El tercer grupo, apenas cuatro o cinco, el de público más escaso. Los filósofos. Sin respuestas. Bocas de discursos que acababan en la nada oscura antes de que ésta llegara. Ni siquiera se ponían de acuerdo en el significado de que el fin llegara precisamente un día como hoy.

 Hoy

 “¿A quién se le ocurre una excursión en una fecha como ésta?”

 Todavía estaba aturdido por las palabras. El recuerdo de su penúltima frase hizo que intentase buscarla con la mirada entre el gentío. La contemplé, ahora sola, fumando indiferente, al final de la barra. Compañera de los fumadores, grupo permeable a los otros y nutrido por ellos, resignados seres humanos.

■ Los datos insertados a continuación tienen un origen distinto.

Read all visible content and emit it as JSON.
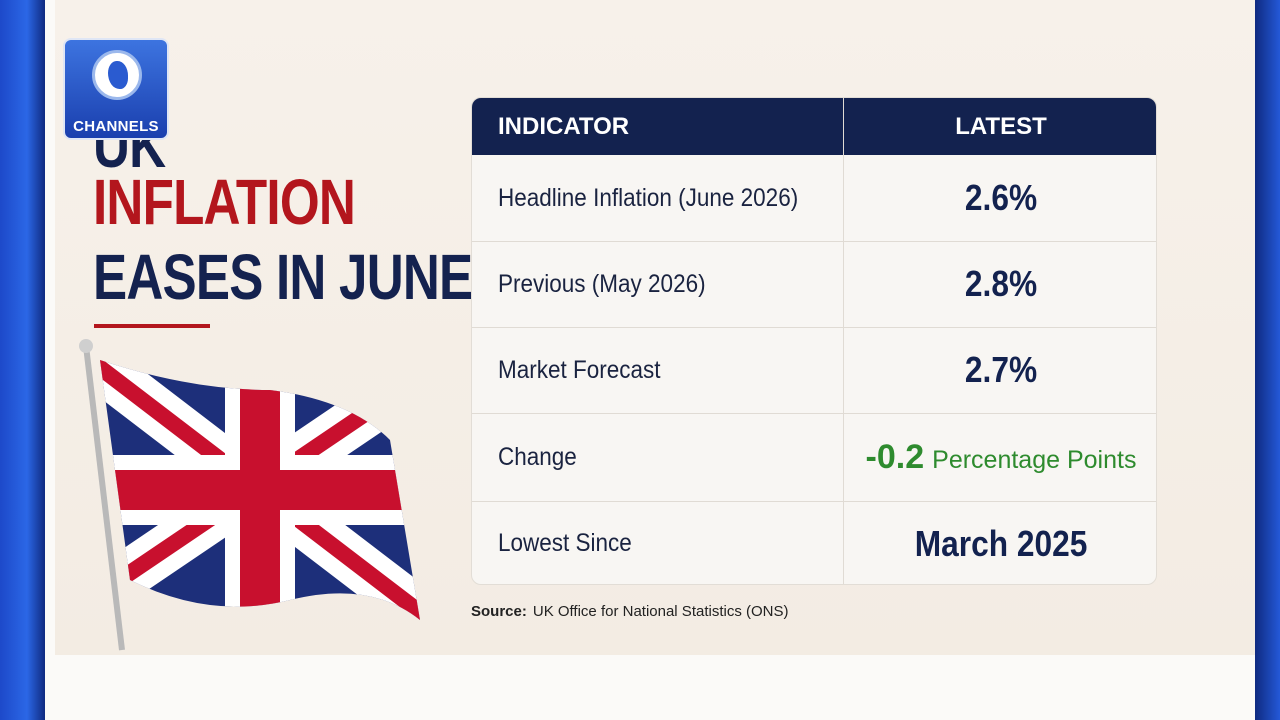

 La sirena sonó de nuevo, esta vez sola, cuando los policías ya no lo intentaban. Tal vez un acto reflejo. Tal vez otro lamento corto en la noche extraña. Cuando nadie hacía caso.

 El tiempo pasó lento.

 Observé ahora a los grupos que habían empezado el día como familias y acababan disgregadas como si los minutos fueran décadas. La más alborotadora. Mi preferida. La familia que se había sentado detrás de nosotros en la excursión proseguía con sus riñas, ahora tan fuera de lugar, con ambos hijos absortos en sus móviles, como si el WhatsApp funcionara, tratando de sacar de quicio a sus padres una vez más.

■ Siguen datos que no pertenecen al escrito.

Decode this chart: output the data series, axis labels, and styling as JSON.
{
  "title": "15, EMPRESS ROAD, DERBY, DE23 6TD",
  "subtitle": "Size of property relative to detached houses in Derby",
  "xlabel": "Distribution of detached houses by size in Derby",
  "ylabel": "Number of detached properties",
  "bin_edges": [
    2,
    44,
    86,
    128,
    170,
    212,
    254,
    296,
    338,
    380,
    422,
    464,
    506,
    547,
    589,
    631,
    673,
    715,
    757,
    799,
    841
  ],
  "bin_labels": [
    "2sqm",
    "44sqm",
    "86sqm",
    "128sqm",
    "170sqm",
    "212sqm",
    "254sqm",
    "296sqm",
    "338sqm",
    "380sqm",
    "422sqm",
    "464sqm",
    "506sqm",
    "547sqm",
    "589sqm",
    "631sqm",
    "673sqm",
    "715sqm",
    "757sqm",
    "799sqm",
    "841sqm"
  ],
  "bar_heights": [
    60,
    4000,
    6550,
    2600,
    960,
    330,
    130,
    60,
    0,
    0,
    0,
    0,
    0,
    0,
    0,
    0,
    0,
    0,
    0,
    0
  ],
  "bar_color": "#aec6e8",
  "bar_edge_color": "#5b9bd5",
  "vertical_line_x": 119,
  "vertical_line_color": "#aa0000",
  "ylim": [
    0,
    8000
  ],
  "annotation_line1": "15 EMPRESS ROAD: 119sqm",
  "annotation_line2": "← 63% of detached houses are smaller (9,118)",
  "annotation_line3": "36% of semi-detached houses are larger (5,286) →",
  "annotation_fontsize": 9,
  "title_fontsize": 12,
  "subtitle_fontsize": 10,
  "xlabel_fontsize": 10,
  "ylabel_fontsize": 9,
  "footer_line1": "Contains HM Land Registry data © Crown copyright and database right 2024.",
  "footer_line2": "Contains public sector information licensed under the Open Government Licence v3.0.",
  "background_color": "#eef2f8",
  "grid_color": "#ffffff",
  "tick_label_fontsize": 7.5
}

Y recordé a los niños, ya nunca mayores. Otra cuestión de tiempo.

Y ella. La niña de los ojos tristes seguía llorando. Ajena a todo. Sola como la sirena. Lloraba, como un poema emotivo que ya no se escribiría en ninguna parte del mundo.

 El resto de niños aprovechaban una improvisada función de cine, gracias al viejo proyector VHS del dueño del bar y su selección de descoloridas cintas. Y los dos policías lo consiguieron por fin y el sonido largo de la sirena significó una cosa diferente para cada uno. Los niños miraban el coche con ojos iluminados. Como el inicio de una fiesta. Los móviles apretados en manos humanas disparaban fotografías condenadas a la temporalidad. La barra, abarrotada de copas alzadas en brindis silenciosos. Y los filósofos, paralizados, seguían sin encontrar la respuesta a nada.

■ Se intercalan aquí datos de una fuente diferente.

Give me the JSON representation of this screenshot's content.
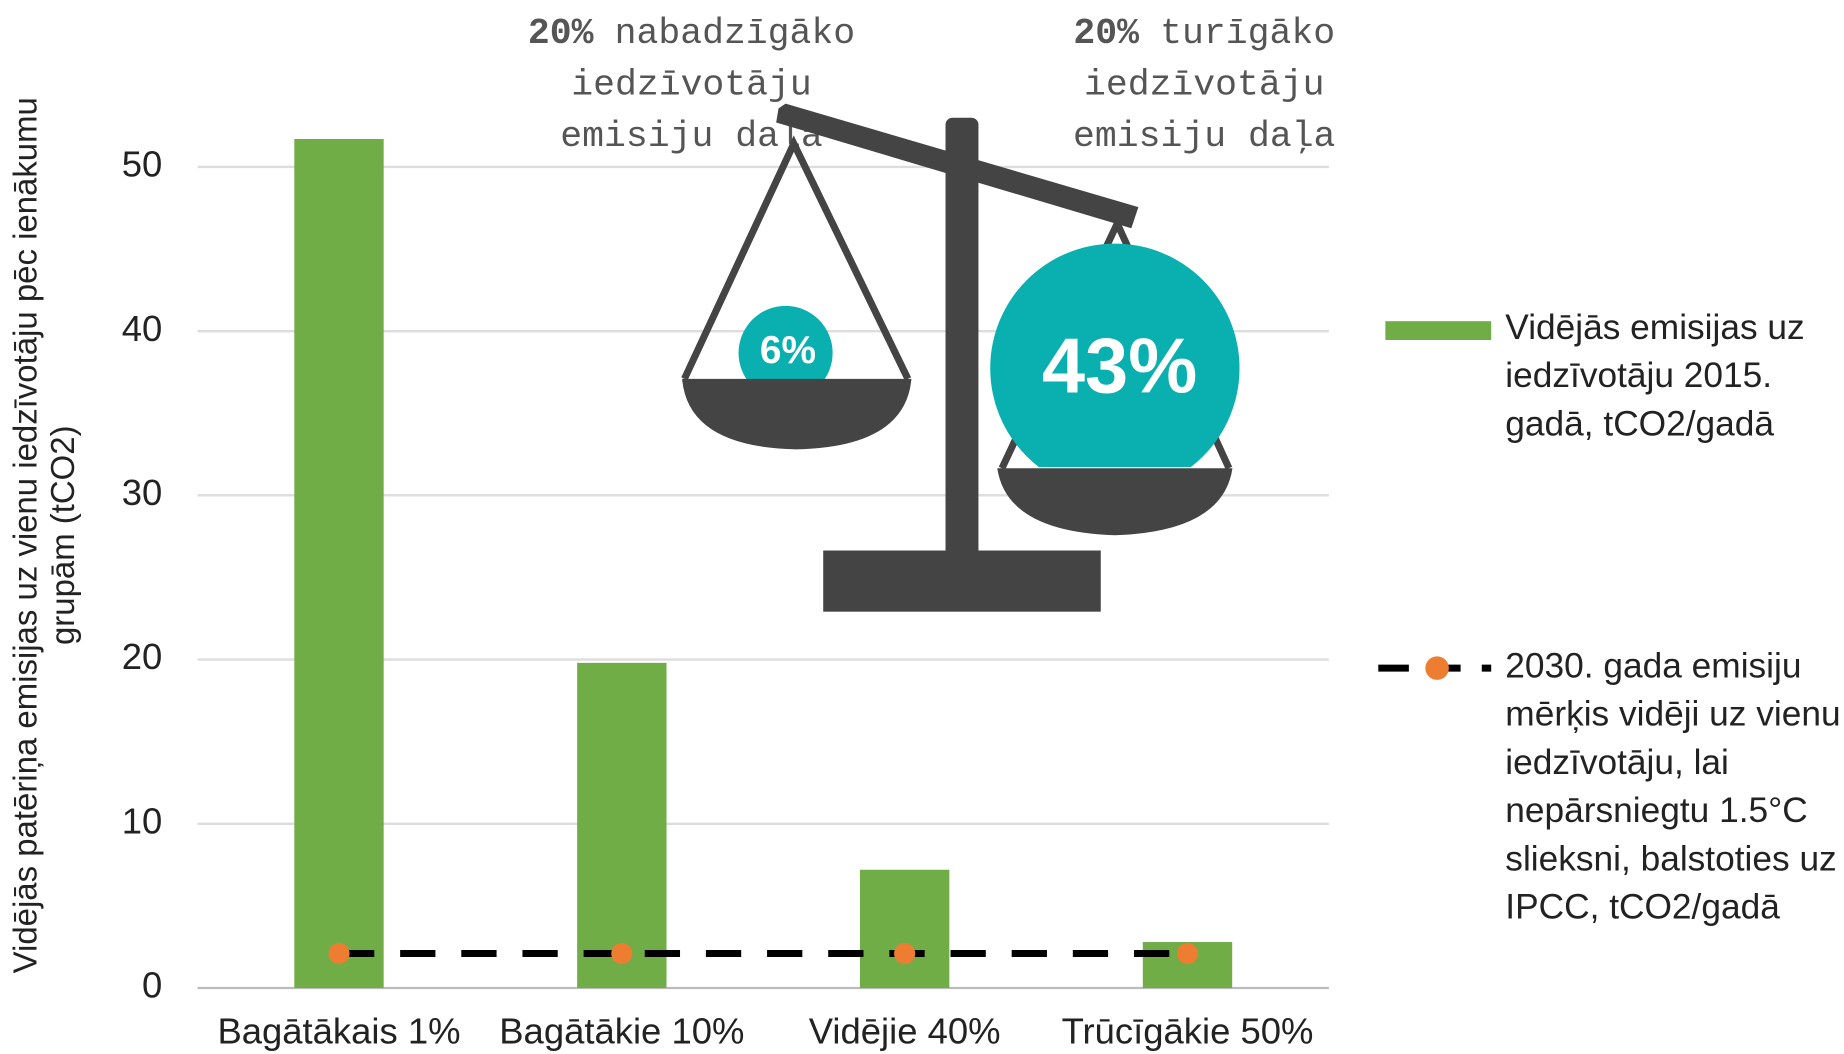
{
  "chart_data": {
    "type": "bar",
    "y_label": "Vidējās patēriņa emisijas uz vienu iedzīvotāju pēc ienākumu grupām (tCO2)",
    "categories": [
      "Bagātākais 1%",
      "Bagātākie 10%",
      "Vidējie 40%",
      "Trūcīgākie 50%"
    ],
    "series": [
      {
        "name": "Vidējās emisijas uz iedzīvotāju 2015. gadā, tCO2/gadā",
        "type": "bar",
        "color": "#70ad47",
        "values": [
          51.7,
          19.8,
          7.2,
          2.8
        ]
      },
      {
        "name": "2030. gada emisiju mērķis vidēji uz vienu iedzīvotāju, lai nepārsniegtu 1.5°C slieksni, balstoties uz IPCC, tCO2/gadā",
        "type": "line",
        "color": "#000000",
        "marker_color": "#ed7d31",
        "values": [
          2.1,
          2.1,
          2.1,
          2.1
        ]
      }
    ],
    "ylim": [
      0,
      55
    ],
    "yticks": [
      0,
      10,
      20,
      30,
      40,
      50
    ],
    "grid": true,
    "legend": "right",
    "annotations": [
      {
        "emphasis": "20%",
        "lines": [
          "nabadzīgāko",
          "iedzīvotāju",
          "emisiju daļa"
        ],
        "share": "6%"
      },
      {
        "emphasis": "20%",
        "lines": [
          "turīgāko",
          "iedzīvotāju",
          "emisiju daļa"
        ],
        "share": "43%"
      }
    ]
  }
}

 Y de repente la oscuridad reemprendió la marcha. Un grupo se lo anunció a otro y la noticia se propagó. Los móviles se desprendieron de las manos, y los fumadores tiraron sus últimas colillas. Y todos vieron luz en la parte de atrás, una pradera de tierras deshabitadas. Las personas, ahora gente, se apelotonaron. Todos los grupos se hicieron uno. Todos salieron. Ella me buscó con los ojos, antes de partir hacia la nada, pero yo la rechacé con la mirada. Corrí instintivamente hacia la niña de los ojos tristes. La abarqué con mis brazos. Con mi fuerza de hombre. Los contemplé mientras salían.

 La tensa calma dio paso al pánico y éste, en unos segundos, al silencio.

 Mientras tanto, yo abrazaba a la niña. Y después del silencio que ya nadie vivió, la sirena sonó por última vez. Sola en la noche. Y para cada ser hubiera significado algo diferente.

 Y dentro del silencio, cuando el tiempo había muerto, la niña alzó la vista y se encontró con mis ojos. No me lo pidió pero yo le hablé.

 “No te preocupes. Mañana es Navidad y tú y yo vamos a vivir para siempre.”